The availability of cross-sectional data on seizures, symptoms, HRQoL, and healthcare resource use, such as the findings provided here, are of great importance for understanding the current situation of DS patients and their families and for improving their management. A recently published study conducted in 75 patients with DS in Germany has shown the utility of composite symptom scores based on physical (symptoms), psychosocial (HRQoL) and care requirement (disability and resource use) domains50. These scores were strongly associated with seizure measures (seizure-free intervals, seizure-free days and total seizures), suggesting that the prolonged remission of seizures is associated with improved physical and psychological functioning. Here, we did not analyse the potential associations between seizures and non-seizure manifestations, and future studies addressing this hypothesis are warranted. Also, studies assessing the effectiveness of treatments for DS should not only consider the reduction in seizure frequency but improvements in the rest of the affected domains as well.

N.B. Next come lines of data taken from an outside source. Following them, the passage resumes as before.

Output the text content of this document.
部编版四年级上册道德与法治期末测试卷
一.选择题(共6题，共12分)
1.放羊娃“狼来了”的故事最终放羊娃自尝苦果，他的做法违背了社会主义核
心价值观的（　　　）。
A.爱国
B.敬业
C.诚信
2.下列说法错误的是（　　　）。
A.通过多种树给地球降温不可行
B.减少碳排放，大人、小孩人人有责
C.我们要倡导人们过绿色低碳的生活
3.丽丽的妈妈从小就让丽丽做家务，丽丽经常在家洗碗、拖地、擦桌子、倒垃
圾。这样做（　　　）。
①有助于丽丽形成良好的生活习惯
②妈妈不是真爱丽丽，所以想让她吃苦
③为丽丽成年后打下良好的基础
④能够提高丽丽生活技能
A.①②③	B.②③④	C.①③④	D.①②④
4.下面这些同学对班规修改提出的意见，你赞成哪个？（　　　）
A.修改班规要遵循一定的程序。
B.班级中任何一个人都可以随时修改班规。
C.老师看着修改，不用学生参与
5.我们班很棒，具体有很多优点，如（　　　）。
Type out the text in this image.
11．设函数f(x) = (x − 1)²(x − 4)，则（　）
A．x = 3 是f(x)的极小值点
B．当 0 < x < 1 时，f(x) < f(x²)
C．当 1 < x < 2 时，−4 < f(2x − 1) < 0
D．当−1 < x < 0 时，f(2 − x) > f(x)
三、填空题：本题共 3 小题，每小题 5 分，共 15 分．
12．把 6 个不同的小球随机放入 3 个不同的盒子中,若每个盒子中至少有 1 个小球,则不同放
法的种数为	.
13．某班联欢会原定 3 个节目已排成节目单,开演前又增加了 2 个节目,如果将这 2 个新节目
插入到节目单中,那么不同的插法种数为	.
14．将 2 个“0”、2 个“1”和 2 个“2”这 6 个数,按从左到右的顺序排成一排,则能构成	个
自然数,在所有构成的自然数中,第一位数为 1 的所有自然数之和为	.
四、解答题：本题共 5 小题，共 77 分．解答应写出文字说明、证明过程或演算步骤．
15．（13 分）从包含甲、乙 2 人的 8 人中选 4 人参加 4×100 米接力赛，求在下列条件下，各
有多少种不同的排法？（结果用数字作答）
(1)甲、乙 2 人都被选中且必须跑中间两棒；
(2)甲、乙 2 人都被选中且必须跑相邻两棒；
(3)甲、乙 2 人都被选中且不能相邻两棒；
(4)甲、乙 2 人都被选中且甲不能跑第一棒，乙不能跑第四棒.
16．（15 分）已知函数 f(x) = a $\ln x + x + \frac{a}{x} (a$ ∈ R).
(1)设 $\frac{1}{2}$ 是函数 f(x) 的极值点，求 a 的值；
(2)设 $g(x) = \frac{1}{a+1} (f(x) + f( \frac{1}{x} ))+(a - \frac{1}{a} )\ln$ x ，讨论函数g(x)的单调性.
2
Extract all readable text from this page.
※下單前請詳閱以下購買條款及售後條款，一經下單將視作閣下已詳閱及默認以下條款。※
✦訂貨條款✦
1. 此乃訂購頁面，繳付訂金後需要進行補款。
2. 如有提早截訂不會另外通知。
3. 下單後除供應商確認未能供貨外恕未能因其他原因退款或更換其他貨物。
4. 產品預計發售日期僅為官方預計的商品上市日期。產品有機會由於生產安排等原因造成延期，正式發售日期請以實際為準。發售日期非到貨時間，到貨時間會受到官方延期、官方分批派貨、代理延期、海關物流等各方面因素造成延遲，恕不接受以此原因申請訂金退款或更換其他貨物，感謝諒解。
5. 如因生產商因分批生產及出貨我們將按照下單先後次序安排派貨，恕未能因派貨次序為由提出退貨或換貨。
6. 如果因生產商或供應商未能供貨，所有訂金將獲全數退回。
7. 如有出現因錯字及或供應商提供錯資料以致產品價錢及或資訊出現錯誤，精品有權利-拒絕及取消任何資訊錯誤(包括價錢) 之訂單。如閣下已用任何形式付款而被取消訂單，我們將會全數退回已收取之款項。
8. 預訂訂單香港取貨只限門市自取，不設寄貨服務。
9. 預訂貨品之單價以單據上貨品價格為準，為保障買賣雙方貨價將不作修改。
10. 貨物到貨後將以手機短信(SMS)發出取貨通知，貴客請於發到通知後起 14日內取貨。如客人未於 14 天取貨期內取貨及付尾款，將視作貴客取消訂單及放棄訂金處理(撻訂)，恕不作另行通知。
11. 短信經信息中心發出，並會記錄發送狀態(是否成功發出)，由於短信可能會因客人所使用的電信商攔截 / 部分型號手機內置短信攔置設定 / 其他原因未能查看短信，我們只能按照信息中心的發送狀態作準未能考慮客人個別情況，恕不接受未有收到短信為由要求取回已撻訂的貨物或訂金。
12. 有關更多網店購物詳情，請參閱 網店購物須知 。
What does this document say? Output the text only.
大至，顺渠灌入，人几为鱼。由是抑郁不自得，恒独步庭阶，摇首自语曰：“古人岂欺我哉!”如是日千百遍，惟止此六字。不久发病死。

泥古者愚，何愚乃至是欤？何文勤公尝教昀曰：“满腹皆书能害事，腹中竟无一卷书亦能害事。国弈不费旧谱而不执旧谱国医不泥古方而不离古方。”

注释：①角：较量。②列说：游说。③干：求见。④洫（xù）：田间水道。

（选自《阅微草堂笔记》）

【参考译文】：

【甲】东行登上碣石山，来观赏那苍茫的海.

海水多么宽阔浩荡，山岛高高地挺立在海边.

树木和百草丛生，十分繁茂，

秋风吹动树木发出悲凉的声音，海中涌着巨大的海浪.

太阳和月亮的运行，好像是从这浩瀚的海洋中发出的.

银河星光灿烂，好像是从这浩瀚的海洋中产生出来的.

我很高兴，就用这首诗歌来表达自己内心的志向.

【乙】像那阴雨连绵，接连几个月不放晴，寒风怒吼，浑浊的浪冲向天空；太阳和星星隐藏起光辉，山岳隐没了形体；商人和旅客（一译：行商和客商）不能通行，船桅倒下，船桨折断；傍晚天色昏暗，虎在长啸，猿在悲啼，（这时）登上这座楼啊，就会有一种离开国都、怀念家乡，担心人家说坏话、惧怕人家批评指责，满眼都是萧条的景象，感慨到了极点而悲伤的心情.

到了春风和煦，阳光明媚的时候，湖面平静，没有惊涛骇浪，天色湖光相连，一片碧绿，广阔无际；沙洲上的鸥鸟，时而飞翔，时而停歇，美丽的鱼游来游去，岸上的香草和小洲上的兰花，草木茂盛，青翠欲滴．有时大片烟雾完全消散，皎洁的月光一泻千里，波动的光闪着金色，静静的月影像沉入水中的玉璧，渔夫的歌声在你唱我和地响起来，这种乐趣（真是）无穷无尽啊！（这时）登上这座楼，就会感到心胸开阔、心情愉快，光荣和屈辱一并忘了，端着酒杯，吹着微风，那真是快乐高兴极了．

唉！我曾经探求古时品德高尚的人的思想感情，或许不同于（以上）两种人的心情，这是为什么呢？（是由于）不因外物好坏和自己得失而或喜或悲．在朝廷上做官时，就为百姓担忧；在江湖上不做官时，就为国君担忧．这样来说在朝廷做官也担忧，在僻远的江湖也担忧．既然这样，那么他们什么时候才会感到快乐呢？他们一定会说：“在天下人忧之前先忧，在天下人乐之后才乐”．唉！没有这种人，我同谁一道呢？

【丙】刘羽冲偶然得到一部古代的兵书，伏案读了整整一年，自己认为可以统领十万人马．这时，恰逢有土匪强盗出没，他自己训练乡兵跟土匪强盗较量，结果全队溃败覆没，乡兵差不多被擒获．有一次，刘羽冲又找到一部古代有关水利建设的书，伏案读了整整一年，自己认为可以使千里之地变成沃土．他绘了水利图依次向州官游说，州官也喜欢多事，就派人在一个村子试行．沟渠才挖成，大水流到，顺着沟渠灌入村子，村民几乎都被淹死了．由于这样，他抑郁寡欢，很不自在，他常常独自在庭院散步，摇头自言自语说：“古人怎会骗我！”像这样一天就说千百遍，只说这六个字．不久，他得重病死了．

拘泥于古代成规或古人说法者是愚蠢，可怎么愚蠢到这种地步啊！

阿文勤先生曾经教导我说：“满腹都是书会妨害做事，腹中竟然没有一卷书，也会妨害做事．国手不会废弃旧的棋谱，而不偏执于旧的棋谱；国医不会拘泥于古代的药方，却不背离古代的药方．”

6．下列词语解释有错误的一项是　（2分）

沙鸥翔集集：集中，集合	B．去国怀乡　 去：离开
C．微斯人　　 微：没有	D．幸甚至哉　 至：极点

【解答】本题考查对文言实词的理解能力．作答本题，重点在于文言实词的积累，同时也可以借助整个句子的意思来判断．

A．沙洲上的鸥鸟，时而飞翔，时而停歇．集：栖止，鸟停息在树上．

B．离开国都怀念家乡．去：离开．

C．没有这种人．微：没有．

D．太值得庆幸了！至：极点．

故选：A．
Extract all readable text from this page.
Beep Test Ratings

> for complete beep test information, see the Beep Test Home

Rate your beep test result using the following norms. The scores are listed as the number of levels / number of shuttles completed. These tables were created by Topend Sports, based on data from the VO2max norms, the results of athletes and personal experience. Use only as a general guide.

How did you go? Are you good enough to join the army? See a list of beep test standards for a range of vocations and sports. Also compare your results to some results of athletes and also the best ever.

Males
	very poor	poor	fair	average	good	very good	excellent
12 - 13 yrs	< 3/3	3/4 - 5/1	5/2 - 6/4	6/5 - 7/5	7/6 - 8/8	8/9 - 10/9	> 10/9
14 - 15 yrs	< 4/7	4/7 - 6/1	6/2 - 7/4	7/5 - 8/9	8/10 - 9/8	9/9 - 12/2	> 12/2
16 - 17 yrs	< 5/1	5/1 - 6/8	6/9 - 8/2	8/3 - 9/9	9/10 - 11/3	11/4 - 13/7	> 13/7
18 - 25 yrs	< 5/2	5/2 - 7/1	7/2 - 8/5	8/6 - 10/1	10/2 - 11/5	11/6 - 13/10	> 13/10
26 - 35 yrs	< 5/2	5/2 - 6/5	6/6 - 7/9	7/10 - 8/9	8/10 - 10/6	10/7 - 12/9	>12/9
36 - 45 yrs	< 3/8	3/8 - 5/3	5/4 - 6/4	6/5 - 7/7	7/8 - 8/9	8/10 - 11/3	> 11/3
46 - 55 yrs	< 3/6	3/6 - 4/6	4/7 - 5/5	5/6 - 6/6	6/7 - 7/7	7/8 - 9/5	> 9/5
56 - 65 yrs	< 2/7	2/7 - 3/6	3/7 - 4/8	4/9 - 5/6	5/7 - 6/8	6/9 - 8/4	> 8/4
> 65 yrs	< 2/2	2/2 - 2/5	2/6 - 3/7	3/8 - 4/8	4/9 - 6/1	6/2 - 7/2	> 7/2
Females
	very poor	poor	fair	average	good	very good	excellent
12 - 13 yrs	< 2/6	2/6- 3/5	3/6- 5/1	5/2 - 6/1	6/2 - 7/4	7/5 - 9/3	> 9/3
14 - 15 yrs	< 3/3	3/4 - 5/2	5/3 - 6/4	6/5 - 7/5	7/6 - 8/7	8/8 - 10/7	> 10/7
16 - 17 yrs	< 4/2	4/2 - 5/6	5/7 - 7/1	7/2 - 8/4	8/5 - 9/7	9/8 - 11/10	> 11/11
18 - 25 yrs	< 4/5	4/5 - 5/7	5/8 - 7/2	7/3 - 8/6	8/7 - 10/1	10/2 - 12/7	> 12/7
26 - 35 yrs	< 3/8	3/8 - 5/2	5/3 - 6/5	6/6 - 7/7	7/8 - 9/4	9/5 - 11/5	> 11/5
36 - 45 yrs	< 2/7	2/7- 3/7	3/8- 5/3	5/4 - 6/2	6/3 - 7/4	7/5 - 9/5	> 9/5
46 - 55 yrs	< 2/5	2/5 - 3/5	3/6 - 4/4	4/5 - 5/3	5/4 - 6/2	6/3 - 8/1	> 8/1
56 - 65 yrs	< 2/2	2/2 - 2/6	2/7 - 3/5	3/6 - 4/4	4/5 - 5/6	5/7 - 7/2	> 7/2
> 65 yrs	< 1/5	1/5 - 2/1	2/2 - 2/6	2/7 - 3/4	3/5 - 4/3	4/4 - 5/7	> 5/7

The present study had some limitations. First, although diagnosis of DS remains a clinical diagnosis, no strict criteria were established among researchers for patient inclusion in the study. This could have led to some variation in phenotypes included in the study. Second, the sample studied was limited to patients followed in referral centres from Spain, and this might not reflect the overall situation of DS patients and might have introduced a sample selection bias; patients followed in general neurology clinics might have different disease severity or HRQoL. Nevertheless, the high proportion of patients included in the study regarding the total population of DS patients in Spain allows to generalise the results to the DS population at large. Third, no control group (for instance patients with other type of epileptic encephalopathy) was included in the study, and thus it is possible that the results obtained were not specific to DS. Forth, the study did not address phenotype-genotype associations, or the impact of the epilepsy variables recorded on the measures of QoL, which are of great relevance and should be analysed in future studies. Finally, due to the absence of a validated and specific questionnaire to evaluate HRQoL in DS, a generic and an ad-hoc questionnaire were used here. Cognitive debriefing and psychometric assessment of the SINDRA questionnaire were not conducted and therefore, the results of this PRO must be taken with caution. This is a limitation that all studies assessing HRQoL in DS have, and that should be addressed once such tools are developed.

Conclusions

Our study provided data on the profile and management of 80 patients with DS and on the HRQoL of these patients and their families. Patients in Spain are, on average, 12.7 years old, have a significant delay in the diagnosis, and suffer a wide range of comorbidities (mainly cognitive deficits and motor impairments). The most common current treatment was sodium valproate, and some patients were receiving treatments indicated for DS (stiripentol, cannabidiol, and fenfluramine). The impact of the disease was severe on most patients, with a considerably alteration in functional skills and daily activities. Despite most caregivers were fulfilled by their role, the disease had a negative effect on their daily activities, health, relations, and work. Further research is required to assess the influence of certain factors such as advances in genetic diagnoses and use of newer treatments on improving disease severity and the HRQoL of these patients and their caregivers.